The four boys who were in the 50-milligram eteplirsen group for all 48 weeks increased the distance they walked in six minutes (the "six-minute walk test") by an average of 21 meters (68.9 feet) between their first (baseline) test and their final test at 48 weeks.
This is the first known instance of a trial of a DMD treatment resulting in an actual reversal, rather than simply a slowing in the decline of walking ability.
In contrast, the four participants in the placebo/delayed treatment group showed an average decline of 68.4 meters (224.4 feet) between their baseline and their final six-minute walk tests.
Participants who were in the 30-milligram eteplirsen group for all 48 weeks showed a decline in walking distance similar to those in the placebo/delayed treatment group.
(The company reported that its analysis of the six-minute walk test results excluded two of the four participants in the 30-milligram eteplirsen group who showed signs of "rapid disease progression" within weeks of enrollment in the study, because they could not perform the required walking tests after 24 weeks.)
There were no serious adverse events or treatment-related adverse events, and no one discontinued treatment. No significant treatment-related changes were detected on any laboratory tests, including those for kidney function.

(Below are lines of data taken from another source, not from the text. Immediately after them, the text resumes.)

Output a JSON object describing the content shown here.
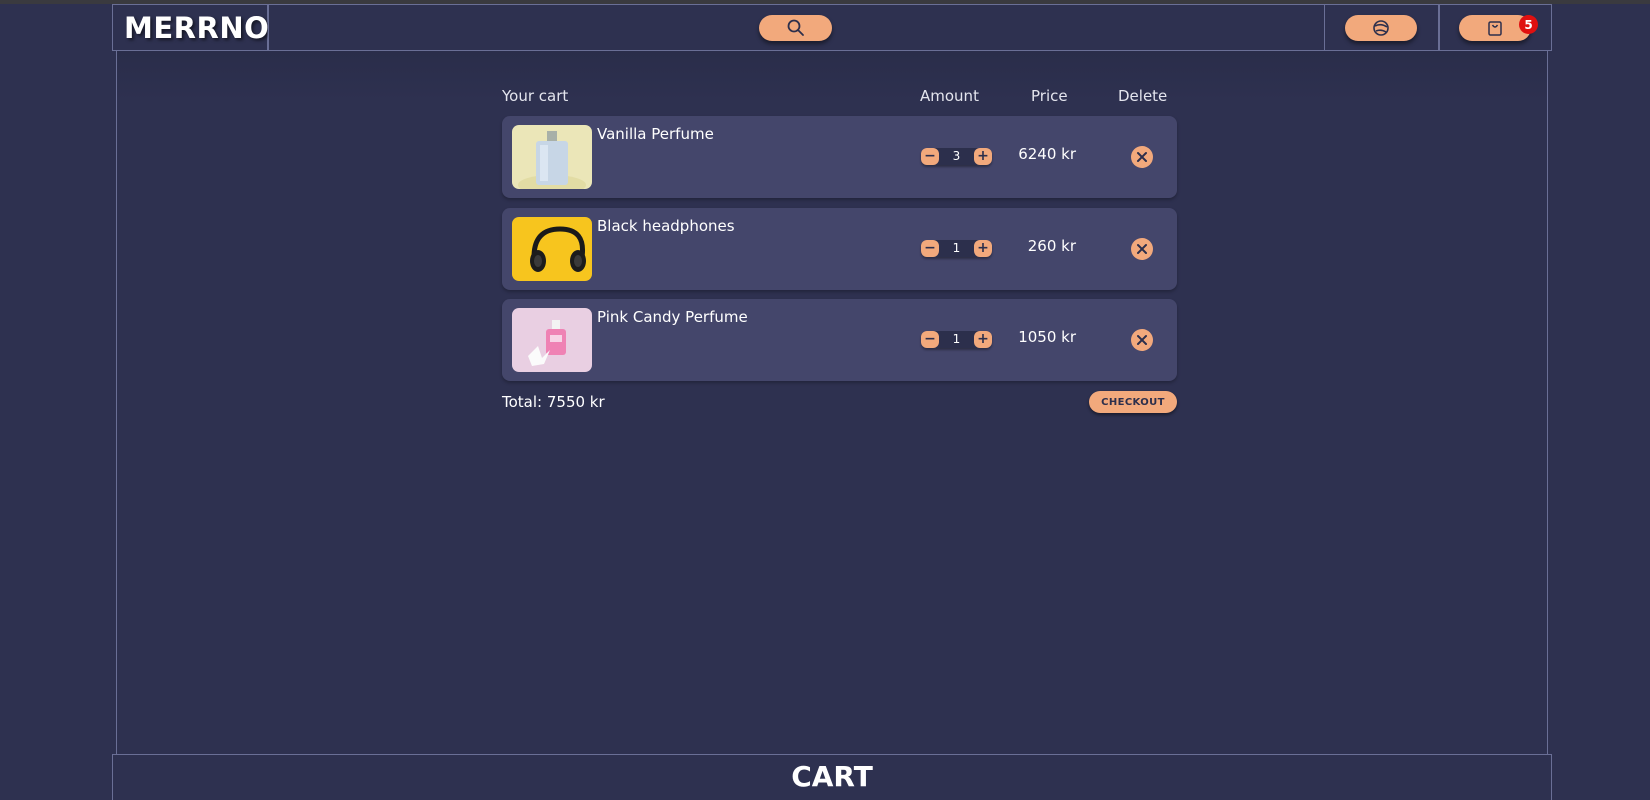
{
  "header": {
    "logo": "MERRNO",
    "search_icon": "search-icon",
    "account_icon": "account-icon",
    "cart_icon": "shopping-bag-icon",
    "cart_count": "5"
  },
  "cart": {
    "columns": {
      "item": "Your cart",
      "amount": "Amount",
      "price": "Price",
      "delete": "Delete"
    },
    "items": [
      {
        "name": "Vanilla Perfume",
        "quantity": "3",
        "price": "6240 kr",
        "image": "vanilla-perfume-bottle"
      },
      {
        "name": "Black headphones",
        "quantity": "1",
        "price": "260 kr",
        "image": "black-headphones"
      },
      {
        "name": "Pink Candy Perfume",
        "quantity": "1",
        "price": "1050 kr",
        "image": "pink-perfume-bottle"
      }
    ],
    "total": "Total: 7550 kr",
    "checkout_label": "CHECKOUT"
  },
  "footer": {
    "title": "CART"
  },
  "colors": {
    "background": "#2e3150",
    "row_background": "#44466b",
    "accent": "#f2a97c",
    "badge": "#e01010",
    "border": "#6a6f96"
  }
}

Sarepta President and CEO Chris Garabedian said in a webcast on Oct. 3 that the company is "exploring a variety of possibilities" for moving eteplirsen toward U.S. Food and Drug Administration (FDA) approval.
The current small study will continue, and a larger study will be designed. Although the FDA usually requres a placebo-controlled confirmatory study, Garabedian said he thought the DMD community might not "tolerate" a study in which some participants received a placebo instead of eteplirsen. He said that there are alternatives to placebo-controlled studies, such as using an untreated group for comparison, and emphasized that Sarepta will be "having conversations" with the FDA.
Under the FDA's Accelerated Approval mechanism, it's possible for a rare-disease drug to receive conditional approval prior to a larger confirmatory study being performed.
To learn more about accelerated approval, see the FDA's Fast Track Accelerated Approval and Priority Review and MDA Urges Legislators to Speed Approval of Rare Disease Drugs.
Geneticist Louis Kunkel, a longtime MDA research grantee at Boston Children's Hospital and Harvard University and part of the team that initially identified the dystrophin gene in 1986, was enthusiastic but cautious in his assessment of the data.
"It's great to see this day coming after all the work that has been done by so many investigators over many years," he said, adding that "it would not have been possible without MDA support."
Kunkel said he and others proposed as far back as the late 1980s, shortly after the dystrophin gene was identified, that the course of DMD could be improved by taking out some of the genetic instructions for the dystrophin protein — a strategy that later became known as exon skipping.
However, Kunkel also encouraged caution: "This looks good, but it's preliminary data. There were a small number of patients, and more patients need to be studied." He also emphasized that eteplirsen will only treat a minority of people with DMD.
Eteplirsen targets exon 51 of the dystrophin gene, as does another experimental drug, drisapersen, being tested in clinical trials. Drisapersen, in development by GlaxoSmithKline, is now in a phase 2 trial in the U.S. and a phase 3 trial outside the U.S.
Although approximately 13 percent of the DMD population can be treated by drugs that target exon 51, Sarepta's website says approximately 85 percent of individuals with DMD potentially could benefit from an exon-skipping drug, although different errors in the dystrophin gene will require different compounds. Sarepta has drugs targeting other dystrophin exons in its pipeline, and other researchers are working on the "block skipping" of multiple exons in mice.
MDA has awarded approximately $4 million in grants to support research in exon skipping for DMD since 1996 and continues to support this strategy.